Commentary: A letter to the losers - CNN.com
This interesting article from Donna Brazile has tips for those of us feeling a certain emptiness after the campaign. Although she wrote it for one group, IMO this advice is useful for people on both sides. Here are a few paragraphs to give you a sample:
"Campaigns are not for the fainthearted. They are tough -- mentally, physically and spiritually.
Once a campaign ends, an emptiness comes over you. You find yourself struggling to figure out how to become human again. Suddenly, you're going to the grocery store, reading the entire newspaper instead of the clips, and, yes, speaking in complete sentences, not sound bites or barked replies.
I know what it's like to lose a presidential campaign or two or three.
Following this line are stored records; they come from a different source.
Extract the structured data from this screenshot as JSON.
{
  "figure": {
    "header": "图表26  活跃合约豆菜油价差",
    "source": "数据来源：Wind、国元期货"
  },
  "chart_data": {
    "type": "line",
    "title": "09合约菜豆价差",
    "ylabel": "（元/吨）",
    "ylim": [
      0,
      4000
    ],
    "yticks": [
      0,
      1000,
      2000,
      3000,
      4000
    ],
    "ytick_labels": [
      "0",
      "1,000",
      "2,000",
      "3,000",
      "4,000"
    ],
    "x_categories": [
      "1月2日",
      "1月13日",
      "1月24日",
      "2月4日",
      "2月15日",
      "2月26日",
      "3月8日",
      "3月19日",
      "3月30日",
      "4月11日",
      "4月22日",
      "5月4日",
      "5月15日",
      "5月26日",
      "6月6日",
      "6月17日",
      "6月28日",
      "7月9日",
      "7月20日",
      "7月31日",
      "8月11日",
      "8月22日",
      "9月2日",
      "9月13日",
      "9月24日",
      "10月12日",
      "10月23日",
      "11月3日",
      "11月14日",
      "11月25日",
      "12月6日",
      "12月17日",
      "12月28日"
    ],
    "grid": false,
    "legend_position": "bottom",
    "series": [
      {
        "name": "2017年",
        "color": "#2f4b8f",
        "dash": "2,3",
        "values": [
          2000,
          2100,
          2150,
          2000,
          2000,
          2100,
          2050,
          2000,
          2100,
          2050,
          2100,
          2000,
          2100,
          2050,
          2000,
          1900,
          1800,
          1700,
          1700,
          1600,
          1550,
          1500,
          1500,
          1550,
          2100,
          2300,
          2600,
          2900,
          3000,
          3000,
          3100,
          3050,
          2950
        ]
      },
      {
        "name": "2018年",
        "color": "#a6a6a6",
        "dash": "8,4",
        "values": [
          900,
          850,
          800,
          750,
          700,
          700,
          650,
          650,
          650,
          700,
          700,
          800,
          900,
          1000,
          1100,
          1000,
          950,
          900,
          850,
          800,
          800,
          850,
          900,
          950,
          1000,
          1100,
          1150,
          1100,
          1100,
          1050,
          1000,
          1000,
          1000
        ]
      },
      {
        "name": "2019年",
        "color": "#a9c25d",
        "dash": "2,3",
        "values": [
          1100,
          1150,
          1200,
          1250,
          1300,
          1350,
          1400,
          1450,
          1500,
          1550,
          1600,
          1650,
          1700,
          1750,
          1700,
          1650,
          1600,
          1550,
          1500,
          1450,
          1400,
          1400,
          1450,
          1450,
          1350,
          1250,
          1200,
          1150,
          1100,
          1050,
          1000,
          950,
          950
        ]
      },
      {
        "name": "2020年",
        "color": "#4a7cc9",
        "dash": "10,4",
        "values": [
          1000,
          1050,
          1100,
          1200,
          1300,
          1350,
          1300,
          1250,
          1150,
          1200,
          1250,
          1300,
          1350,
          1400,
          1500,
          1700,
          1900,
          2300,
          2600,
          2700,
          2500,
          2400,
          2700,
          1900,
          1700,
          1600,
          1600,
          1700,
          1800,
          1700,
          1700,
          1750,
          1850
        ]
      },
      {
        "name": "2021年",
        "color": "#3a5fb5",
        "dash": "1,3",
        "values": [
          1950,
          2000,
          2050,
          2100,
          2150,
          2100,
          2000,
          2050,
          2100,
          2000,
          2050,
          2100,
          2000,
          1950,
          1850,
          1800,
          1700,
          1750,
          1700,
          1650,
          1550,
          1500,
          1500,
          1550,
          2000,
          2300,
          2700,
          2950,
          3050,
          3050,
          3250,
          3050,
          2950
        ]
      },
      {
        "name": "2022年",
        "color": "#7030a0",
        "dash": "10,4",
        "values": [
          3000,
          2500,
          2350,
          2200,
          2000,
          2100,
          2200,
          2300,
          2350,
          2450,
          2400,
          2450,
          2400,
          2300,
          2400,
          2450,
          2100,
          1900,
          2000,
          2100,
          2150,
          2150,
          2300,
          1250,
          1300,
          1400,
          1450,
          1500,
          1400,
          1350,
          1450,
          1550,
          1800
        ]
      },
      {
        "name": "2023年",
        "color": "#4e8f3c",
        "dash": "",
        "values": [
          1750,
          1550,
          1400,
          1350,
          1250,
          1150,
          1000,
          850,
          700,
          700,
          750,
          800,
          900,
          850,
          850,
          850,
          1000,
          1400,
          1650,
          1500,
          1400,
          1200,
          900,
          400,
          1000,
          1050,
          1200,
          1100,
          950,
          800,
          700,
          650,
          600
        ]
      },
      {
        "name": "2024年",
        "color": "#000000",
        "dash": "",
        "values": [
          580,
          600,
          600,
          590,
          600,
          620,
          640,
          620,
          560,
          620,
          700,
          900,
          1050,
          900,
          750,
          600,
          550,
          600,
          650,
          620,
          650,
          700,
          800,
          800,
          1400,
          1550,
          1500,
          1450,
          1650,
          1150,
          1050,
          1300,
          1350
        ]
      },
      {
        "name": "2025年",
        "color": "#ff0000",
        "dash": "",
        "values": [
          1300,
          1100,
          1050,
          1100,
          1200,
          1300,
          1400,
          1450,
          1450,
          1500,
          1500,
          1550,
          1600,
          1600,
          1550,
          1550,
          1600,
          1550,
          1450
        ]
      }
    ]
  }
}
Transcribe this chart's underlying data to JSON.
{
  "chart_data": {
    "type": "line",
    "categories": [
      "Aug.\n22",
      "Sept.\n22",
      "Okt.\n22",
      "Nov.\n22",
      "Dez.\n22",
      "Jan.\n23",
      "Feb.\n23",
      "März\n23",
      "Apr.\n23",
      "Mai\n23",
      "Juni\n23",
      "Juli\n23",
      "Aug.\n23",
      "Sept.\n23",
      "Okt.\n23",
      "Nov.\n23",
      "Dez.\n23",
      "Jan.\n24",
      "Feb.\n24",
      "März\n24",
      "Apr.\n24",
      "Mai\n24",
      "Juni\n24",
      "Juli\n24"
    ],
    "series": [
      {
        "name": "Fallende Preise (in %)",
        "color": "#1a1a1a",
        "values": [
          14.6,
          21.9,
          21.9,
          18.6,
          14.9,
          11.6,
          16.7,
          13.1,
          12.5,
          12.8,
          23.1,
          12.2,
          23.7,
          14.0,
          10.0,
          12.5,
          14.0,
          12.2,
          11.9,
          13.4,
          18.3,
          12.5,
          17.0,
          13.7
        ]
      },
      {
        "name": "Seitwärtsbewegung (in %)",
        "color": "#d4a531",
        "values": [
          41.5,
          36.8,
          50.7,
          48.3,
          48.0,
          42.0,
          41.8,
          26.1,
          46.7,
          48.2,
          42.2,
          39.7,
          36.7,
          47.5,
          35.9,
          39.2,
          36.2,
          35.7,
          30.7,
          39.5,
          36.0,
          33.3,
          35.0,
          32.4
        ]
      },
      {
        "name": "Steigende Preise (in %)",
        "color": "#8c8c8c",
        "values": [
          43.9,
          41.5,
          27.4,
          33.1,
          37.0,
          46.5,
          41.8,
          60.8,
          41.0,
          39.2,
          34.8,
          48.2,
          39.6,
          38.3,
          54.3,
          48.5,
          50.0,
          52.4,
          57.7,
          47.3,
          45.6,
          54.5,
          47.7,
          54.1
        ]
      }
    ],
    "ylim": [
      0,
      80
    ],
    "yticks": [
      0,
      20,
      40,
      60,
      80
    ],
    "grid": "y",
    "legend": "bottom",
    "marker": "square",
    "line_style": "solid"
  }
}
No matter how close the results (Gore-Lieberman) or wide the blowout (Walter Mondale-Geraldine Ferraro and Michael Dukakis-Lloyd Bentsen), you're in a state of emotional disrepair and in need of a home-cooked meal.
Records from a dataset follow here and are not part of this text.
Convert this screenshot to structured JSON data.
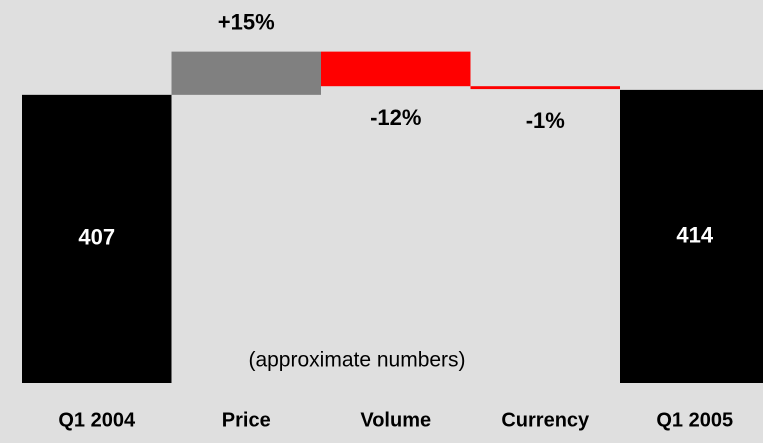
{
  "chart_data": {
    "type": "waterfall",
    "categories": [
      "Q1 2004",
      "Price",
      "Volume",
      "Currency",
      "Q1 2005"
    ],
    "values": [
      407,
      15,
      -12,
      -1,
      414
    ],
    "value_labels": [
      "407",
      "+15%",
      "-12%",
      "-1%",
      "414"
    ],
    "colors": [
      "#000000",
      "#808080",
      "#ff0000",
      "#ff0000",
      "#000000"
    ],
    "ylim": [
      0,
      500
    ],
    "annotation": "(approximate numbers)"
  }
}
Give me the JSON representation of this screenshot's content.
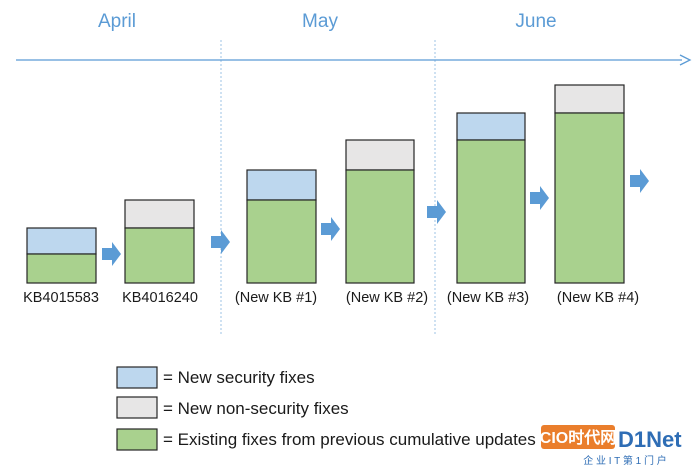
{
  "months": [
    "April",
    "May",
    "June"
  ],
  "colors": {
    "security": "#bdd7ee",
    "nonsecurity": "#e7e6e6",
    "existing": "#a9d18e",
    "timeline": "#5b9bd5",
    "month_text": "#5b9bd5",
    "arrow": "#5b9bd5",
    "divider": "#9dc3e6",
    "stroke": "#262626"
  },
  "updates": [
    {
      "label": "KB4015583",
      "month": "April",
      "new_fix_type": "security"
    },
    {
      "label": "KB4016240",
      "month": "April",
      "new_fix_type": "non-security"
    },
    {
      "label": "(New KB #1)",
      "month": "May",
      "new_fix_type": "security"
    },
    {
      "label": "(New KB #2)",
      "month": "May",
      "new_fix_type": "non-security"
    },
    {
      "label": "(New KB #3)",
      "month": "June",
      "new_fix_type": "security"
    },
    {
      "label": "(New KB #4)",
      "month": "June",
      "new_fix_type": "non-security"
    }
  ],
  "legend": [
    {
      "key": "security",
      "text": "= New security fixes"
    },
    {
      "key": "nonsecurity",
      "text": "= New non-security fixes"
    },
    {
      "key": "existing",
      "text": "= Existing fixes from previous cumulative updates"
    }
  ],
  "watermark": {
    "brand": "CIO时代网 D1Net",
    "tagline": "企 业 I T 第 1 门 户"
  }
}
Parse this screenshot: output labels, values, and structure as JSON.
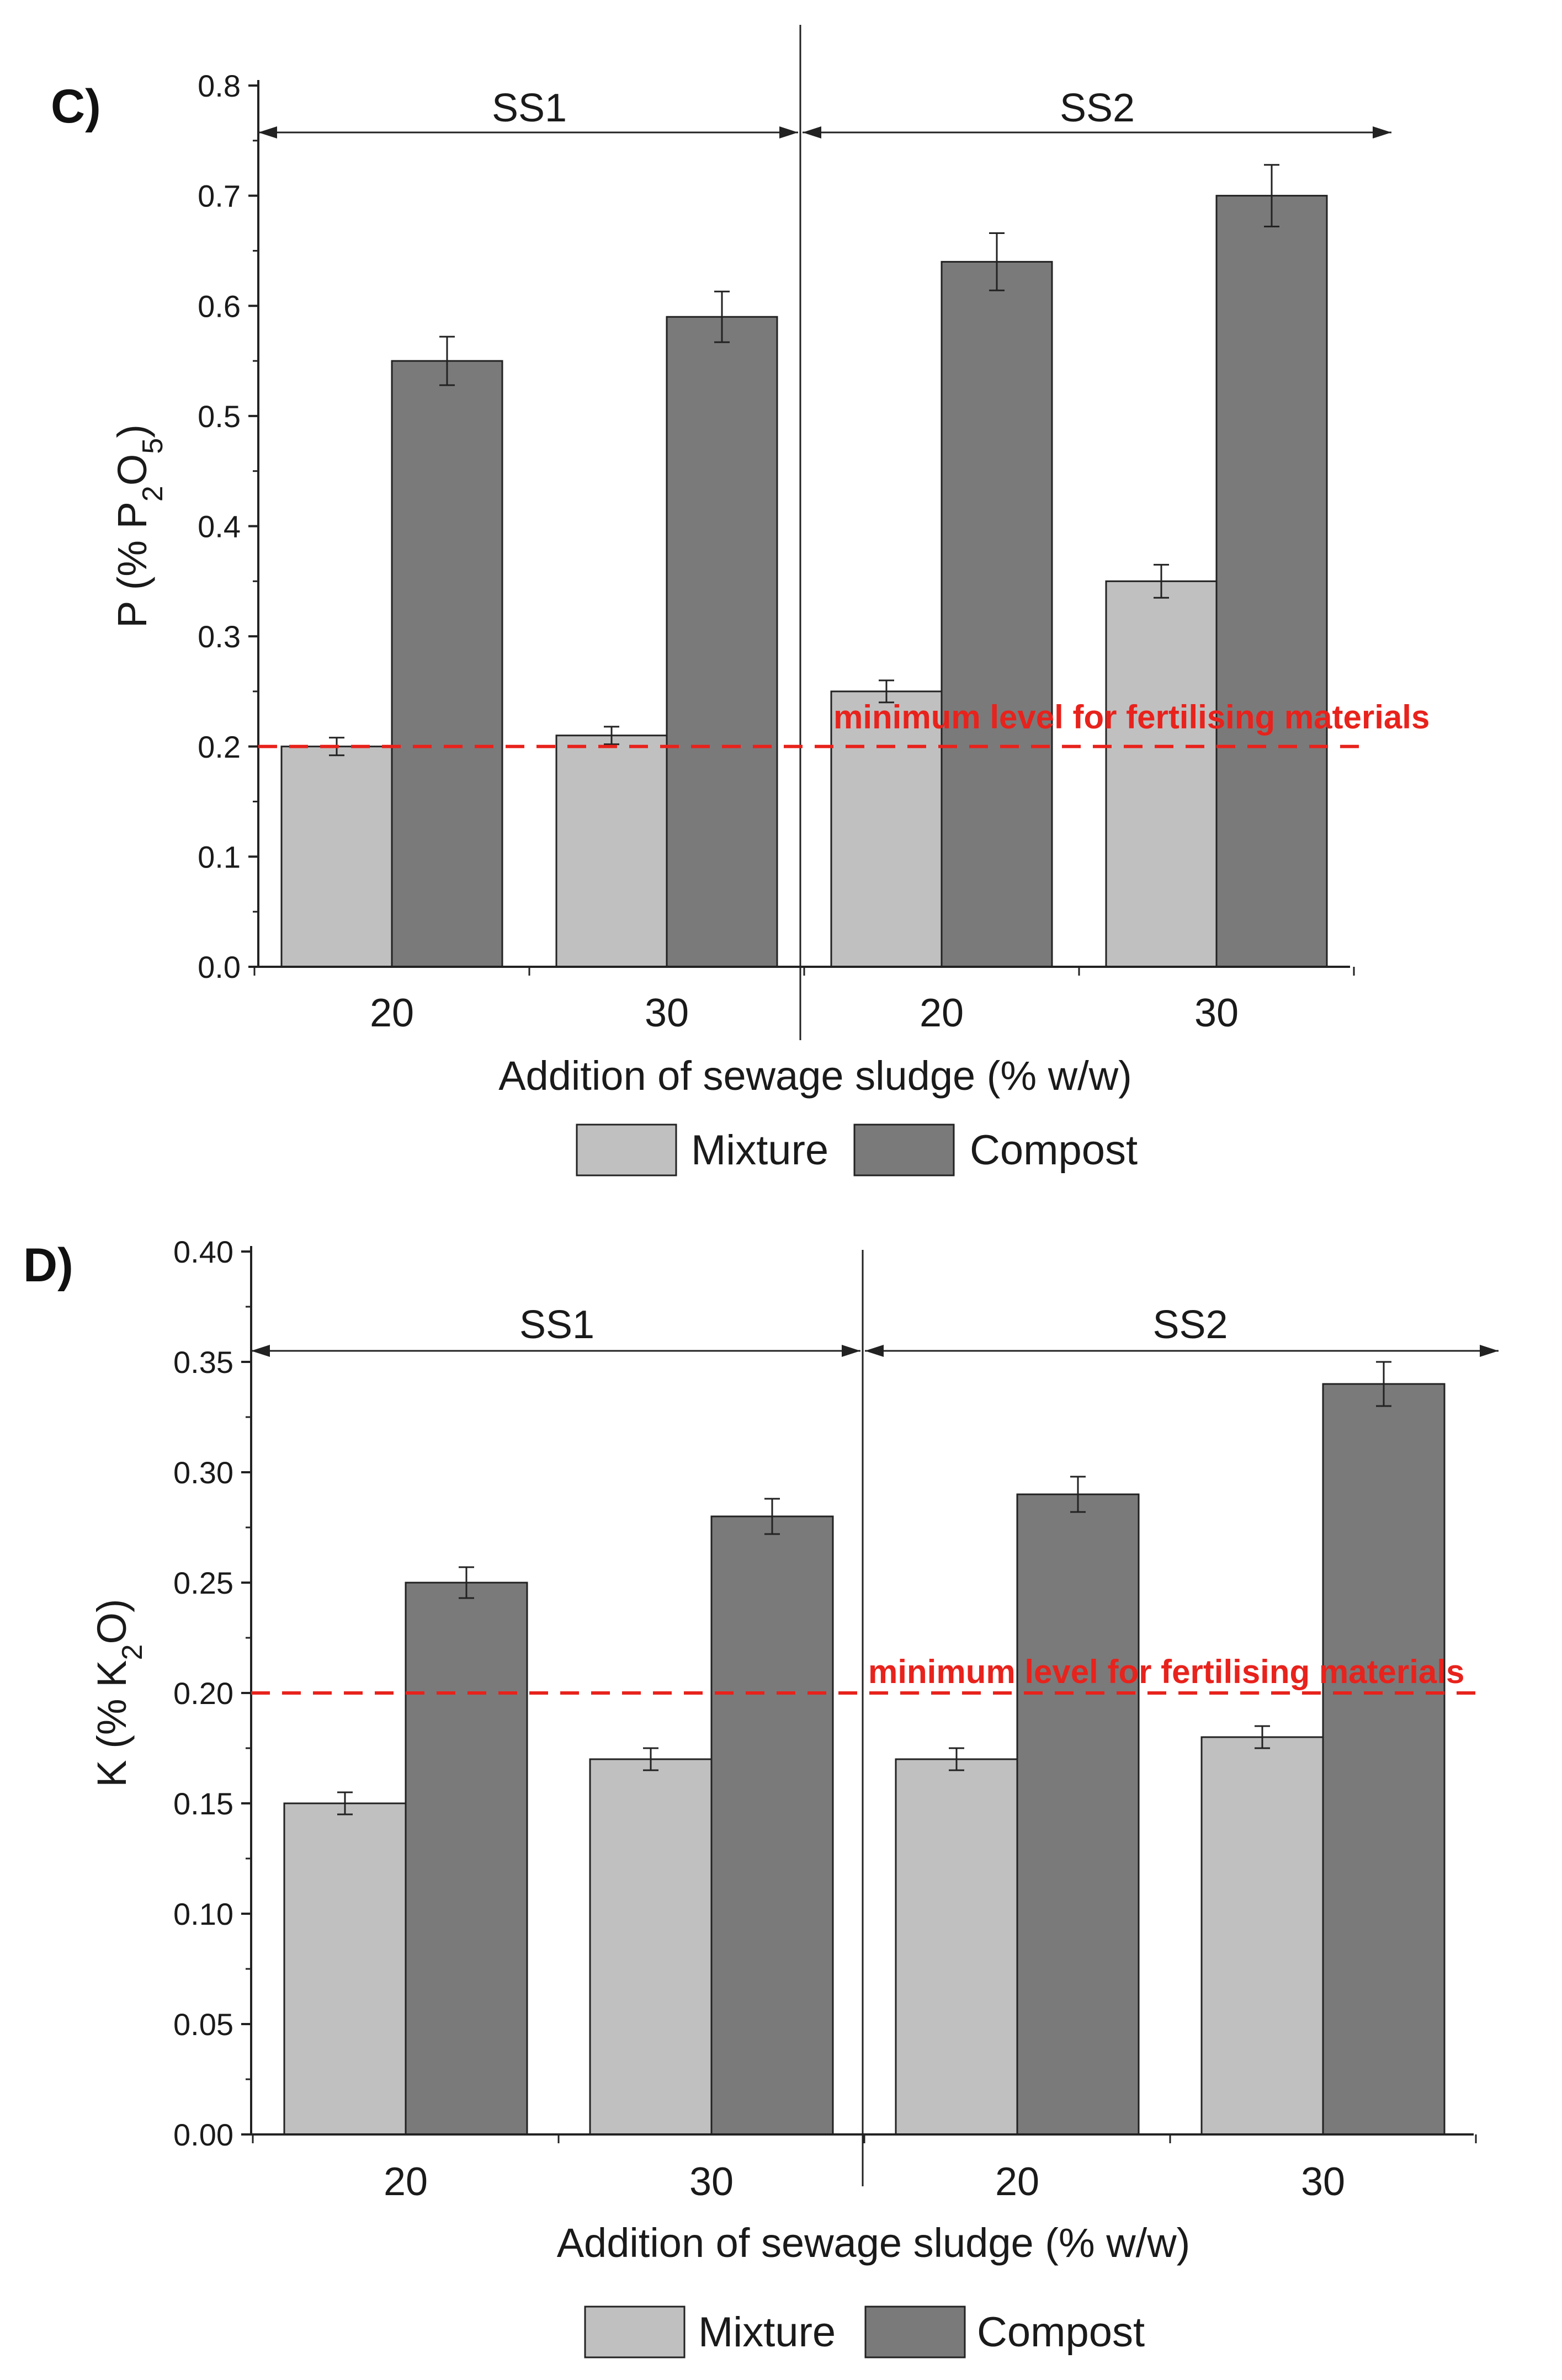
{
  "chart_data": [
    {
      "type": "bar",
      "panel": "C)",
      "ylabel": {
        "prefix": "P (% P",
        "sub1": "2",
        "mid": "O",
        "sub2": "5",
        "suffix": ")"
      },
      "xlabel": "Addition of sewage sludge (% w/w)",
      "ylim": [
        0,
        0.8
      ],
      "yticks": [
        "0.0",
        "0.1",
        "0.2",
        "0.3",
        "0.4",
        "0.5",
        "0.6",
        "0.7",
        "0.8"
      ],
      "yticks_values": [
        0,
        0.1,
        0.2,
        0.3,
        0.4,
        0.5,
        0.6,
        0.7,
        0.8
      ],
      "categories": [
        "20",
        "30",
        "20",
        "30"
      ],
      "groups": [
        "SS1",
        "SS2"
      ],
      "series": [
        {
          "name": "Mixture",
          "color": "#c0c0c0",
          "values": [
            0.2,
            0.21,
            0.25,
            0.35
          ],
          "errors": [
            0.008,
            0.008,
            0.01,
            0.015
          ]
        },
        {
          "name": "Compost",
          "color": "#7a7a7a",
          "values": [
            0.55,
            0.59,
            0.64,
            0.7
          ],
          "errors": [
            0.022,
            0.023,
            0.026,
            0.028
          ]
        }
      ],
      "reference_line": {
        "value": 0.2,
        "label": "minimum level for fertilising materials",
        "color": "#e8221c"
      }
    },
    {
      "type": "bar",
      "panel": "D)",
      "ylabel": {
        "prefix": "K (% K",
        "sub1": "2",
        "mid": "O",
        "sub2": "",
        "suffix": ")"
      },
      "xlabel": "Addition of sewage sludge (% w/w)",
      "ylim": [
        0,
        0.4
      ],
      "yticks": [
        "0.00",
        "0.05",
        "0.10",
        "0.15",
        "0.20",
        "0.25",
        "0.30",
        "0.35",
        "0.40"
      ],
      "yticks_values": [
        0,
        0.05,
        0.1,
        0.15,
        0.2,
        0.25,
        0.3,
        0.35,
        0.4
      ],
      "categories": [
        "20",
        "30",
        "20",
        "30"
      ],
      "groups": [
        "SS1",
        "SS2"
      ],
      "series": [
        {
          "name": "Mixture",
          "color": "#c0c0c0",
          "values": [
            0.15,
            0.17,
            0.17,
            0.18
          ],
          "errors": [
            0.005,
            0.005,
            0.005,
            0.005
          ]
        },
        {
          "name": "Compost",
          "color": "#7a7a7a",
          "values": [
            0.25,
            0.28,
            0.29,
            0.34
          ],
          "errors": [
            0.007,
            0.008,
            0.008,
            0.01
          ]
        }
      ],
      "reference_line": {
        "value": 0.2,
        "label": "minimum level for fertilising materials",
        "color": "#e8221c"
      }
    }
  ]
}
Acknowledge your success. Think about the nonstop pace that you thrived in but would crush less hardy individuals. You lived for and met multiple deadlines. You essentially lived with the people you work with and, God bless you, you didn't kill them, though you probably picked up a few bad habits and gained more than a few unwanted pounds. Now you're sitting at that desk and trying to figure out what to do with everything you've accumulated throughout the quest to reach the city hall, the statehouse, Capitol Hill or the White House.
No matter how hard you try to contain it, you're both angry and sad. Try not to vent and point fingers. It only creates wounds, mostly self-inflicted, and worse, the candidate you believed in and gave your all for doesn't deserve it."